Después, el viaje de Jerusalén a Cesarea entre numerosa escolta; allí, dos años de prisión, mientras se sustanciaba el proceso del sanedrín contra el apóstol (60-62); la apelación de San Pablo al césar; el viaje terrible a través del Mediterráneo y el naufragio memorable que San Lucas nos ha pintado con un dramatismo emocionante. Al pasar junto a las costas de Creta, un viento africano asalta violentamente el navío. Pablo previene el peligro, pero el capitán sonríe escéptico, alzando las espaldas, y da la orden de avanzar. Súbitamente, las montañas de la isla arrojan sobre las aguas un espantoso huracán. «¡El euroáquilo!», gritan los marinos, aterrados. Hubo que arriar velas y dejar la nave a merced de la noche y de la tempestad. El mar rugía, y las olas tocaban las nubes, como si las agitase una horda de demonios. Los días pasaban, y el sol se obstinaba en ocultarse. Una mañana, cuando todos se juzgaban perdidos, Pablo, siempre en el puente, hizo renacer la esperanza. «Hombres—dijo—, debierais haberme escuchado antes; pero confiad todavía: se perderá el barco, pero ninguno de nosotros perecerá. Os lo digo en el nombre del Dios a quien sirvo.» Al día siguiente se oyó el ruido del áncora, que arañaba el fondo. Se acercaban a tierra. Temblaron pensando que podían encontrar un arrecife; lanzaron cuatro áncoras para evitar el peligro, y cayeron en otro peligro mayor; el agua llenaba el barco. Los marinos piensan en la fuga, y en aquel momento Pablo salva la situación. Es el jefe, el místico y el hombre de acción. Camina entre los hombres extenuados, detiene a los fugitivos, organiza el salvamento, y pensando que, ante todo, conviene reparar las fuerzas, toma el pan, lo bendice y lo reparte. Luego ordena: «Que los que saben nadar se lancen al agua; que los demás salten a las lanchas.» La quilla había chocado en un banco de arena; pero el pasaje había llegado a las playas de Malta. Allí, la hoguera, la picadura de la víbora, el pasmo de los isleños: «Muy desalmado debe de ser este hombre...» Y al ver que continuaba sereno: «No, no; es un Dios.» Y, finalmente, la llegada a Roma después de muchos meses de peligros y aventuras.

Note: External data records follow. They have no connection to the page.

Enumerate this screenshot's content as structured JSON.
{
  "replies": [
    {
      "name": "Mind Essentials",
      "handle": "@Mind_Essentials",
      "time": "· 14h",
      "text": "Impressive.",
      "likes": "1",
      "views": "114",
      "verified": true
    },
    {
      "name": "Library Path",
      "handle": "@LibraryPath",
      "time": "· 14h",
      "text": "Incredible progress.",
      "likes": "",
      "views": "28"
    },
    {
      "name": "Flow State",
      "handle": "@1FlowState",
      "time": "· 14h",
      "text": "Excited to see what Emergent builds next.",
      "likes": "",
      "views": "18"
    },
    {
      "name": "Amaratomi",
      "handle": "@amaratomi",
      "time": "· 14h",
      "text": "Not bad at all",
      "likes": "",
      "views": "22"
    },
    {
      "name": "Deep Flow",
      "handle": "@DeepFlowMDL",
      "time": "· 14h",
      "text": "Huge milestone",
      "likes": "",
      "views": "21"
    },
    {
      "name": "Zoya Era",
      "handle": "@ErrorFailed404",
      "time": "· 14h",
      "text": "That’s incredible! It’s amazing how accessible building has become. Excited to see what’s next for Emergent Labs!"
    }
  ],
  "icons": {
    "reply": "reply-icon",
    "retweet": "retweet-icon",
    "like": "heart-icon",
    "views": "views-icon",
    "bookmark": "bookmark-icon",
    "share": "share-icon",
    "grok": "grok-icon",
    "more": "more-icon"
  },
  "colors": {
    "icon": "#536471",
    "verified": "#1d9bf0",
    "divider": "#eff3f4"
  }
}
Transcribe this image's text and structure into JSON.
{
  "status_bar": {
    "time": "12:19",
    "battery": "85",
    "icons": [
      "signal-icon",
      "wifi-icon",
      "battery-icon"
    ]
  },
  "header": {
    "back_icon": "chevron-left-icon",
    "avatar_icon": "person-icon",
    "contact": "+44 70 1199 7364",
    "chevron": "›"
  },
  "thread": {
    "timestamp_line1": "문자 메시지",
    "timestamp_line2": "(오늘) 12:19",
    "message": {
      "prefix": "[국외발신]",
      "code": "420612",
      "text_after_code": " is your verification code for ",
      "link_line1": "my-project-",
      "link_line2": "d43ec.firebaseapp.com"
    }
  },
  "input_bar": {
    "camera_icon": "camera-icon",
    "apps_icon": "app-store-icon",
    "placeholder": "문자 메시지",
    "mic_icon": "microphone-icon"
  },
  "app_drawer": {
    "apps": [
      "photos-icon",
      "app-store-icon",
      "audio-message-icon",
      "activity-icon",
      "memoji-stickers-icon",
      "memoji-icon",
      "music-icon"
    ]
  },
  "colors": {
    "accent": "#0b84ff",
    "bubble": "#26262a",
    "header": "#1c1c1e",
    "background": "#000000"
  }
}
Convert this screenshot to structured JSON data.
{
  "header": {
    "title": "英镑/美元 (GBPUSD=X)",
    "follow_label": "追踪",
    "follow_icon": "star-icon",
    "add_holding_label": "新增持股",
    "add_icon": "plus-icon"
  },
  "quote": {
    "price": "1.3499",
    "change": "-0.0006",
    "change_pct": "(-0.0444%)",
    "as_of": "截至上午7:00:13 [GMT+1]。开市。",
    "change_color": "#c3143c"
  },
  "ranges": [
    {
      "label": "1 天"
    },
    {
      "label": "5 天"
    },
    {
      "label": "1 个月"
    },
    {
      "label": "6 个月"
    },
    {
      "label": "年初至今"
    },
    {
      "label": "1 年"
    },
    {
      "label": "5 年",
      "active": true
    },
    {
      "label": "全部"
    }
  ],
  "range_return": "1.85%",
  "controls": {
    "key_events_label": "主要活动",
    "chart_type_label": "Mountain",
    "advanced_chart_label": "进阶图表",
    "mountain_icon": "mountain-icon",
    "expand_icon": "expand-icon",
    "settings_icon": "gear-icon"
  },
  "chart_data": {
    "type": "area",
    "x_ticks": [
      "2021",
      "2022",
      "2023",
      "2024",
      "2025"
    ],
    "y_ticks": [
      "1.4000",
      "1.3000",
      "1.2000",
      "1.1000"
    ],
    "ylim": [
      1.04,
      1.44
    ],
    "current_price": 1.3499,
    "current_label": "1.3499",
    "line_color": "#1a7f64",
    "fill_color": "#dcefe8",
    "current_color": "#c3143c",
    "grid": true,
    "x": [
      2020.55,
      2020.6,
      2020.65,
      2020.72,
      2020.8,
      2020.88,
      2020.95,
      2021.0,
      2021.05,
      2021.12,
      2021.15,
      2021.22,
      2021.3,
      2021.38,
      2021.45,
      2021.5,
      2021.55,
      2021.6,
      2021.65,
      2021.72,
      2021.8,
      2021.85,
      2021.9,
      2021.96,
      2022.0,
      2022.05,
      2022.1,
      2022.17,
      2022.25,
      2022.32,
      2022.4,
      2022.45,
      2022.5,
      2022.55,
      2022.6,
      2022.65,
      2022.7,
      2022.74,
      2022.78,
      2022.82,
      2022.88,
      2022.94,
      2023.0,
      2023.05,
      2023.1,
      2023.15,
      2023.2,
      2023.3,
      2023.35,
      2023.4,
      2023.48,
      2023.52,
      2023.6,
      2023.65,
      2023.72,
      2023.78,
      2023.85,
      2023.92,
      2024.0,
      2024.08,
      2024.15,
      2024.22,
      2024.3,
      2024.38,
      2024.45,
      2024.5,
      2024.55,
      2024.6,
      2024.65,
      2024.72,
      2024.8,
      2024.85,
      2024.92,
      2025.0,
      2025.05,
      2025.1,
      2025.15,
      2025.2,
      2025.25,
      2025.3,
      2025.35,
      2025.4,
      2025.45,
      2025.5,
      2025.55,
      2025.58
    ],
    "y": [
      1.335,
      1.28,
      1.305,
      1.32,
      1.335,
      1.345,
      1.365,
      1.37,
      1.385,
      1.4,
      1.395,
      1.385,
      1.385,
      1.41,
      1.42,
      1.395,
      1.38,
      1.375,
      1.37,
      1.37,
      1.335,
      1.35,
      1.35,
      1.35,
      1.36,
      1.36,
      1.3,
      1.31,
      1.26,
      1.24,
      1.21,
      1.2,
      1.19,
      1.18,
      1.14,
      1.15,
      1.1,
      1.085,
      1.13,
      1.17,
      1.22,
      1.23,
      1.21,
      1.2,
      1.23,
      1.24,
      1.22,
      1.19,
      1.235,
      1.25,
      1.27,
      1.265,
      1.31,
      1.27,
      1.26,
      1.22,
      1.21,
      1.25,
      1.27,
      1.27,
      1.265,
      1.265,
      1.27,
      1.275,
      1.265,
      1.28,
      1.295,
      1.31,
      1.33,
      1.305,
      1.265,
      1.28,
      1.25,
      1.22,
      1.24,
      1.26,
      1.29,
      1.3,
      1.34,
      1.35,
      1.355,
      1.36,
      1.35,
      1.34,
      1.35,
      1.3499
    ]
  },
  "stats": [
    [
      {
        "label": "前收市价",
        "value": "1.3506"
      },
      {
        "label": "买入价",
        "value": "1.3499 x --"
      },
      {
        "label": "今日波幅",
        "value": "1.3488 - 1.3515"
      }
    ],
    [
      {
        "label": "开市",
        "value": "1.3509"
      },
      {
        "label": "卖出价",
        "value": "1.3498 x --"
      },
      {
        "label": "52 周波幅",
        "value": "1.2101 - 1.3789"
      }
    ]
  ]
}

En Roma, las cosas van también despacio; se aguarda a que los judíos de Jerusalén presenten sus quejas; pero los enviados del sanedrín no llegan nunca. Otros dos años de cautiverio (62-64). Pero el apóstol sigue predicando y dirigiendo. Su voz poderosa no se calló ni un solo día durante aquellos largos años de prisión. La finura de su trato, su poder de persuasión, le atraen toda suerte de consideraciones. Durante toda su vida había logrado convertir la cárcel en una cátedra. Ahora su detención es una simple custodia militar: lleva una cadena; un soldado, atado a él constantemente, vigila noche y día sus movimientos; pero puede alojarse a su gusto, puede caminar por la ciudad, puede visitar a sus hermanos. Y está contento de padecer por Cristo. «Todo esto—dice, escribiendo a los filipenses—me llena de alegría, porque sirve para la propagación del Evangelio; mis cadenas son conocidas en el pretorio, en la casa del cesar, y en otras muchas partes, y, a causa de ellas, veo que los hermanos tienen más confianza en Cristo y más valor para decir la palabra.» Pablo predica, escribe, dirige las Iglesias lejanas y piensa en todos los cristianos de Oriente y Occidente. «Ojo a los perros, ojo a los malos obreros, ojo a los circuncidados», clama, pensando en sus enemigos de siempre. Con más insistencia que nunca, expone ahora en sus cartas el misterio esencial de la unión de Cristo y su Iglesia. Estas cartas de la cautividad son las que mejor nos descubren la inmensidad de su amor.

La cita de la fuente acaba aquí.